Since 1985 there has been a flood of information from research in molecular biology and molecular neurology, as well as a result of new technologies, like advances in electroence photography, which improves detection of signals of brain activity. Some of the discoveries relate to fetal pain. In 1985 some thirty nerve hormones (neuropeptides) were discovered, and these function in pain transmission. One of these, substance “p” has been found in the human embryo at five weeks’ gestation.

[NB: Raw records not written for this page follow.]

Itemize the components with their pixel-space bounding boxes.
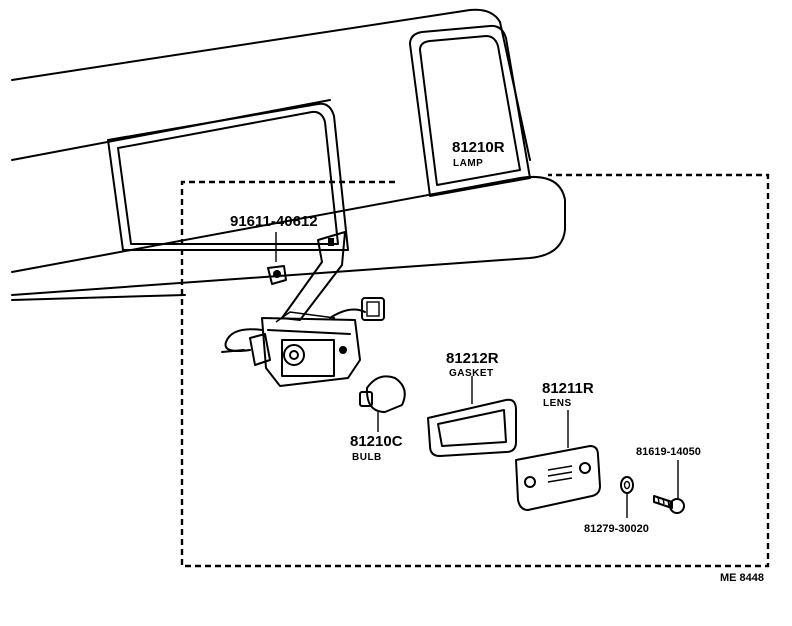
clip-part [267,232,287,285]
lens-part-number: 81211R [542,380,594,397]
lamp-part-name: LAMP [453,158,483,169]
nut-part-number: 81279-30020 [584,523,649,535]
gasket-part-number: 81212R [446,350,499,367]
nut-part [620,476,634,518]
screw-part-number: 81619-14050 [636,446,701,458]
lamp-part-number: 81210R [452,139,505,156]
vehicle-body-outline [11,8,566,301]
clip-part-number: 91611-40612 [230,213,318,230]
bulb-part-number: 81210C [350,433,403,450]
gasket-part-name: GASKET [449,368,494,379]
lens-part [515,410,601,511]
screw-part [653,460,685,514]
diagram-reference: ME 8448 [720,572,764,584]
bulb-part [359,375,406,432]
detail-frame [180,173,770,568]
lamp-assembly [221,231,385,387]
gasket-part [427,376,517,457]
bulb-part-name: BULB [352,452,382,463]
lens-part-name: LENS [543,398,572,409]
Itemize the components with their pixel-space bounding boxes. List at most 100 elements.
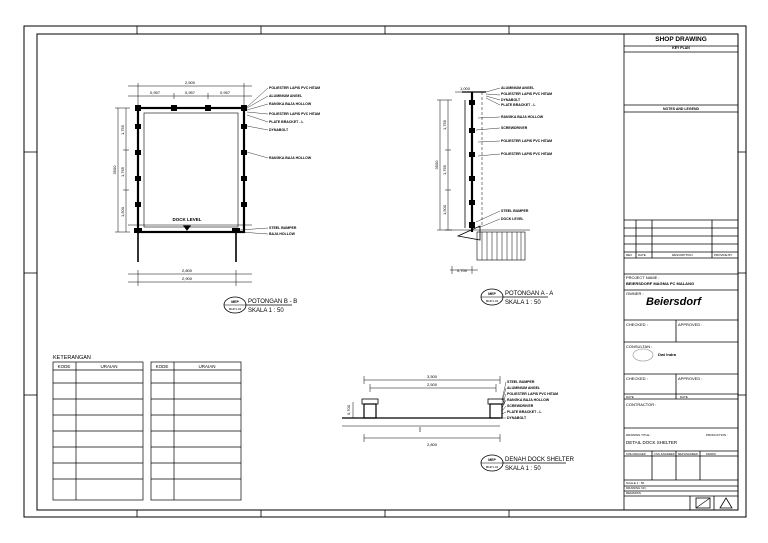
owner-label: OWNER : xyxy=(626,291,644,296)
callout-code: MEP xyxy=(488,458,496,462)
legend-title: KETERANGAN xyxy=(53,355,91,361)
legend-header: KODE xyxy=(58,364,71,369)
callout: STEEL BUMPER xyxy=(501,209,529,213)
zone-ticks xyxy=(24,26,746,517)
view-scale: SKALA 1 : 50 xyxy=(505,300,541,306)
dim-left: 1,500 xyxy=(442,204,447,215)
dim-left: 1,500 xyxy=(120,206,125,217)
consultan-name: Dwi Indra xyxy=(658,352,677,357)
callout: POLIESTER LAPIS PVC HITAM xyxy=(269,112,320,116)
project-name: BEIERSDORF MAGMA PC MALANG xyxy=(626,281,695,286)
view-scale: SKALA 1 : 50 xyxy=(505,466,541,472)
production-label: PRODUCTION : xyxy=(706,433,728,437)
callout: SCREWDRIVER xyxy=(507,404,534,408)
dim-left: 1,755 xyxy=(442,119,447,130)
legend: KETERANGAN KODE URAIAN KODE URAIAN xyxy=(52,355,242,501)
view-title: DENAH DOCK SHELTER xyxy=(505,457,575,463)
callout: ALUMINIUM ANGEL xyxy=(507,386,541,390)
notes-title: NOTES AND LEGEND xyxy=(662,107,700,111)
legend-header: URAIAN xyxy=(100,364,117,369)
callout: STEEL BUMPER xyxy=(507,380,535,384)
view-potongan-b: 2,500 0,957 0,957 0,957 2,800 2,900 3500… xyxy=(112,80,320,314)
approved-label: APPROVED : xyxy=(678,322,703,327)
callout: PLATE BRACKET - L xyxy=(507,410,542,414)
legend-header: KODE xyxy=(156,364,169,369)
dim: 2,500 xyxy=(427,382,438,387)
legend-header: URAIAN xyxy=(198,364,215,369)
view-denah: 3,500 2,500 2,800 0,700 STEEL BUMPER ALU… xyxy=(342,374,575,472)
contractor-label: CONTRACTOR : xyxy=(626,402,657,407)
callout: DYNABOLT xyxy=(501,98,521,102)
callout: DOCK LEVEL xyxy=(501,217,524,221)
north-triangle-icon xyxy=(719,497,733,509)
consultan-label: CONSULTAN : xyxy=(626,344,653,349)
drawing-title-label: DRAWING TITLE : xyxy=(626,433,652,437)
rev-header: REV xyxy=(626,253,633,257)
dim-bottom: 0,700 xyxy=(457,268,468,273)
sheet-box-icon xyxy=(695,497,711,509)
dim-top-sub: 0,957 xyxy=(185,90,196,95)
callout: RANGKA BAJA HOLLOW xyxy=(269,102,312,106)
dim-top-sub: 0,957 xyxy=(150,90,161,95)
approved-label: APPROVED : xyxy=(678,376,703,381)
callout: ALUMINIUM ANGEL xyxy=(501,86,535,90)
dim: 2,800 xyxy=(427,442,438,447)
rev-header: DATE xyxy=(638,253,646,257)
callout: POLIESTER LAPIS PVC HITAM xyxy=(501,152,552,156)
dim-left: 1,765 xyxy=(442,164,447,175)
callout: RANGKA BAJA HOLLOW xyxy=(501,115,544,119)
callout-sheet: MHP1.02 xyxy=(486,465,499,469)
title-block: SHOP DRAWING KEY PLAN NOTES AND LEGEND R… xyxy=(624,34,738,510)
rev-header: PROVIDE BY xyxy=(714,253,733,257)
callout-code: MEP xyxy=(488,292,496,296)
dim-bottom: 2,900 xyxy=(182,276,193,281)
frame-outline xyxy=(136,106,246,234)
dim-side: 0,700 xyxy=(346,404,351,415)
callout: STEEL BUMPER xyxy=(269,226,297,230)
remarks-label: REMARKS xyxy=(626,491,641,495)
drawing-title: DETAIL DOCK SHELTER xyxy=(626,440,678,445)
bracket-marks xyxy=(134,105,247,233)
key-plan-label: KEY PLAN xyxy=(672,46,690,50)
dim-height: 3500 xyxy=(112,165,117,175)
consultant-logo-icon xyxy=(632,348,654,362)
dim-top-sub: 0,957 xyxy=(220,90,231,95)
callout-sheet: MHP1.02 xyxy=(229,307,242,311)
dim: 3,500 xyxy=(427,374,438,379)
callout: POLIESTER LAPIS PVC HITAM xyxy=(269,86,320,90)
hatch xyxy=(481,232,522,260)
callout: PLATE BRACKET - L xyxy=(501,103,536,107)
project-name-label: PROJECT NAME : xyxy=(626,275,660,280)
callout: POLIESTER LAPIS PVC HITAM xyxy=(507,392,558,396)
date-label: DATE xyxy=(680,395,688,399)
dim-top: 2,500 xyxy=(185,80,196,85)
sig-header: DRAWN xyxy=(706,453,716,456)
callout: SCREWDRIVER xyxy=(501,126,528,130)
checked-label: CHECKED : xyxy=(626,322,648,327)
dim-top: 1,000 xyxy=(460,86,471,91)
sig-header: MEP ENGINEER xyxy=(678,453,698,456)
drawing-no-label: DRAWING NO. xyxy=(626,486,647,490)
scale-label: SCALE 1 : 50 xyxy=(626,481,645,485)
owner-logo: Beiersdorf xyxy=(646,296,702,308)
dim-bottom: 2,800 xyxy=(182,268,193,273)
date-label: DATE xyxy=(626,395,634,399)
callout-code: MEP xyxy=(231,300,239,304)
callout: RANGKA BAJA HOLLOW xyxy=(507,398,550,402)
dock-level-label: DOCK LEVEL xyxy=(172,217,201,222)
view-title: POTONGAN A - A xyxy=(505,291,553,297)
view-potongan-a: 1,000 0,700 3500 1,755 1,765 1,500 ALUMI… xyxy=(434,86,553,306)
callout: BAJA HOLLOW xyxy=(269,232,296,236)
sig-header: CIVIL ENGINEER xyxy=(654,453,675,456)
checked-label: CHECKED : xyxy=(626,376,648,381)
view-title: POTONGAN B - B xyxy=(248,299,297,305)
dim-left: 1,765 xyxy=(120,166,125,177)
view-scale: SKALA 1 : 50 xyxy=(248,308,284,314)
sig-header: SITE MANAGER xyxy=(626,453,646,456)
callout: POLIESTER LAPIS PVC HITAM xyxy=(501,92,552,96)
callout-sheet: MHP1.02 xyxy=(486,299,499,303)
title-block-frame xyxy=(623,33,739,511)
callout: RANGKA BAJA HOLLOW xyxy=(269,156,312,160)
sheet-title: SHOP DRAWING xyxy=(655,36,707,43)
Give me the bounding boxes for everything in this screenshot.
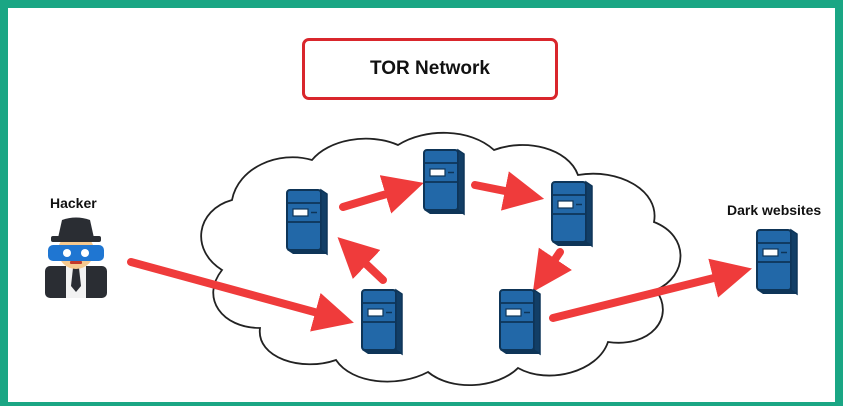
arrow-entry-to-node — [337, 237, 387, 284]
arrow-node-to-top — [339, 175, 424, 214]
server-icon-entry — [361, 289, 403, 355]
arrow-top-to-right — [471, 171, 545, 211]
arrow-right-to-exit — [532, 247, 572, 292]
dark-websites-label: Dark websites — [727, 202, 822, 218]
server-icon-node-top — [423, 149, 465, 215]
diagram-title: TOR Network — [369, 58, 490, 79]
hacker-label: Hacker — [50, 195, 97, 211]
arrow-exit-to-dark-websites — [549, 258, 752, 322]
arrow-hacker-to-entry — [127, 258, 354, 332]
route-arrows — [127, 171, 752, 332]
title-box: TOR Network — [302, 38, 558, 100]
server-icon-exit — [499, 289, 541, 355]
server-icon-node-right — [551, 181, 593, 247]
server-icon-dark-websites — [756, 229, 798, 295]
server-icon-node-left — [286, 189, 328, 255]
hacker-icon — [45, 217, 107, 298]
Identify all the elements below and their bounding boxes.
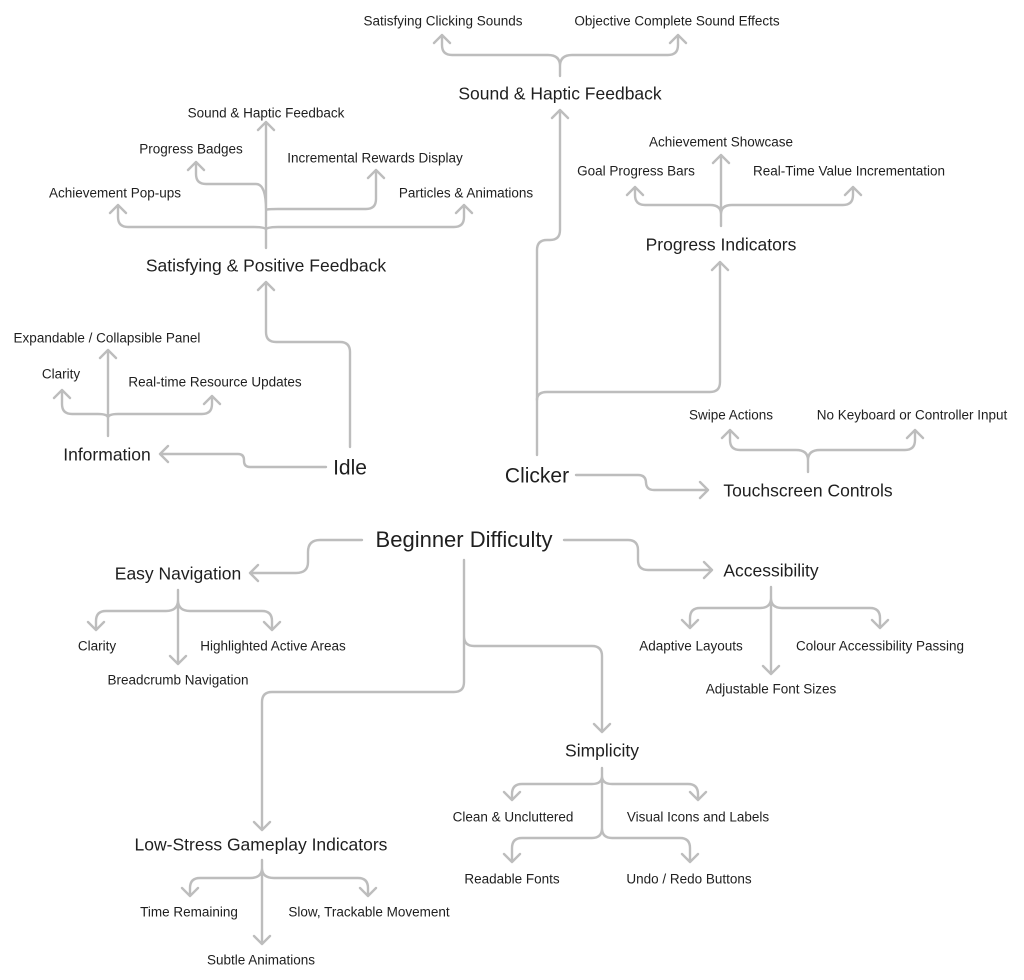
connector-clicker-sound (535, 108, 570, 457)
leaf-clarity-nav: Clarity (77, 638, 117, 654)
leaf-highlighted-areas: Highlighted Active Areas (200, 638, 346, 654)
leaf-subtle-animations: Subtle Animations (206, 952, 316, 968)
leaf-visual-icons: Visual Icons and Labels (626, 809, 770, 825)
leaf-breadcrumb: Breadcrumb Navigation (107, 672, 249, 688)
leaf-clean-uncluttered: Clean & Uncluttered (452, 809, 574, 825)
leaf-readable-fonts: Readable Fonts (464, 871, 560, 887)
connector-beginner-navigation (248, 538, 364, 583)
leaf-swipe-actions: Swipe Actions (688, 407, 774, 423)
node-sound-haptic: Sound & Haptic Feedback (458, 83, 662, 104)
node-beginner-difficulty: Beginner Difficulty (375, 527, 553, 552)
node-easy-navigation: Easy Navigation (114, 563, 242, 584)
connector-navigation-fan (86, 588, 282, 666)
leaf-expandable-panel: Expandable / Collapsible Panel (13, 330, 201, 346)
node-accessibility: Accessibility (723, 560, 819, 581)
connector-touch-fan (720, 428, 925, 474)
connector-simplicity-fan (502, 766, 708, 864)
connector-idle-satisfying (256, 280, 352, 449)
node-clicker: Clicker (504, 464, 570, 488)
leaf-time-remaining: Time Remaining (140, 904, 238, 920)
leaf-no-keyboard: No Keyboard or Controller Input (816, 407, 1008, 423)
connector-lowstress-fan (180, 858, 378, 946)
leaf-realtime-value: Real-Time Value Incrementation (752, 163, 946, 179)
connector-clicker-progress (535, 260, 730, 402)
leaf-sound-haptic: Sound & Haptic Feedback (187, 105, 345, 121)
node-information: Information (63, 444, 151, 465)
leaf-adjustable-fonts: Adjustable Font Sizes (705, 681, 837, 697)
leaf-slow-movement: Slow, Trackable Movement (288, 904, 450, 920)
leaf-clicking-sounds: Satisfying Clicking Sounds (363, 13, 523, 29)
leaf-goal-progress-bars: Goal Progress Bars (577, 163, 695, 179)
connector-beginner-accessibility (562, 538, 714, 580)
connector-information-fan (52, 348, 222, 438)
node-simplicity: Simplicity (565, 740, 639, 761)
leaf-achievement-popups: Achievement Pop-ups (48, 185, 182, 201)
node-satisfying-feedback: Satisfying & Positive Feedback (145, 255, 387, 276)
leaf-realtime-resource: Real-time Resource Updates (128, 374, 302, 390)
connector-progress-fan (625, 153, 863, 228)
connector-accessibility-fan (680, 585, 890, 676)
leaf-objective-sounds: Objective Complete Sound Effects (574, 13, 780, 29)
leaf-incremental-rewards: Incremental Rewards Display (287, 150, 463, 166)
node-progress-indicators: Progress Indicators (645, 234, 797, 255)
leaf-undo-redo: Undo / Redo Buttons (626, 871, 752, 887)
leaf-progress-badges: Progress Badges (139, 141, 243, 157)
leaf-adaptive-layouts: Adaptive Layouts (639, 638, 743, 654)
leaf-clarity-info: Clarity (41, 366, 81, 382)
node-low-stress: Low-Stress Gameplay Indicators (134, 834, 388, 855)
connector-beginner-simplicity (252, 558, 612, 832)
node-touchscreen-controls: Touchscreen Controls (723, 480, 893, 501)
leaf-achievement-showcase: Achievement Showcase (648, 134, 794, 150)
connector-clicker-touch (574, 473, 710, 500)
connector-sound-fan (432, 33, 688, 78)
connector-idle-information (158, 444, 328, 469)
leaf-particles-animations: Particles & Animations (398, 185, 534, 201)
node-idle: Idle (333, 456, 367, 480)
connector-satisfying-fan (108, 120, 474, 250)
leaf-colour-accessibility: Colour Accessibility Passing (795, 638, 965, 654)
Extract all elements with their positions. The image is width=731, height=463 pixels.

Evidence given to the Supreme Court of the United States in the J.M. v. V.C. case in 1992 showed that at seven weeks – still in the embryo stage – the skin-pain receptors appear, and that they have been preceded by the nerve fibres of the neural pathways, and the nerve junctions (synapses) with the spinal cord. By twelve weeks, the thalamus, mid-brain, brain stem and cerebellar hemisphere are developed.
To Michael Coren, I would paraphrase the message that the real experts would say: “Mr. Coren, when you said: ‘I have been told by objective medical experts that an unborn child feels pain’ you stood on firmly established ground.”
And to Ms. Wente I would add what Professor Dan Robinson, of Georgetown University Medical School said to the pro-abortionists who attacked The Silent Scream.
“I think it’s also important to remember that our right to be spared dismemberment and death does not hinge on our capacity to feel pain. It attaches to a certain dignity that we assign to beings that are human and that are part of the community of human beings.”